Quant au déficit extérieur, je rappelle que, jusqu'en 2002, la France avait un excédent compris entre 20 et 30 milliards d'euros. Depuis 2004, le déficit extérieur ne cesse de battre des records car vous avez abandonné tout volontarisme industriel.

J'en viens au plan de rigueur Fillon, deuxième du nom. C'est d'abord un plan injuste. Au lieu de supprimer, comme vous y invite le rapport de l'Inspection générale des finances – rapport que vous avez commandé puis gardé tout l'été au frais –, des dispositifs inefficaces, vous inventez de nouveaux impôts : taxes sur la consommation, hausse de la CSG sur certains revenus de remplacements… Et, une fois de plus, vous augmentez le coût des assurances complémentaires santé. Autant de mesures qui pèseront sur tous les Français, surtout les plus modestes.

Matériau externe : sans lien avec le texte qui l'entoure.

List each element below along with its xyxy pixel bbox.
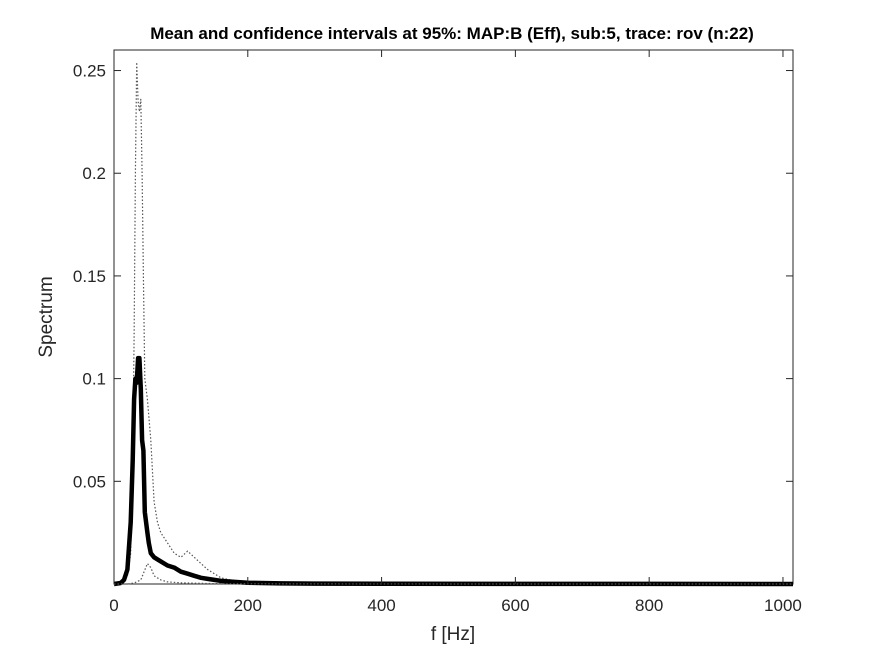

Une famille où l'un des deux parents est en congé parental et perçoit le complément du libre choix d'activité acquittera 417 euros par an d'impôt supplémentaire au seul titre de l'application de la CSG à ces revenus. Si l'on y ajoute les différentes mesures prévues par votre plan, cette somme peut presque atteindre 1 000 euros par an.

En ce qui concerne le prétendu impôt sur les hauts revenus, non seulement il ne concerne que les revenus supérieurs à 500 000 euros, mais il s'agit de 500 000 euros par part fiscale ! Autrement dit, un couple avec trois enfants ne paiera pas le moindre euro supplémentaire d'impôt jusqu'à 2 millions d'euros de revenus annuels.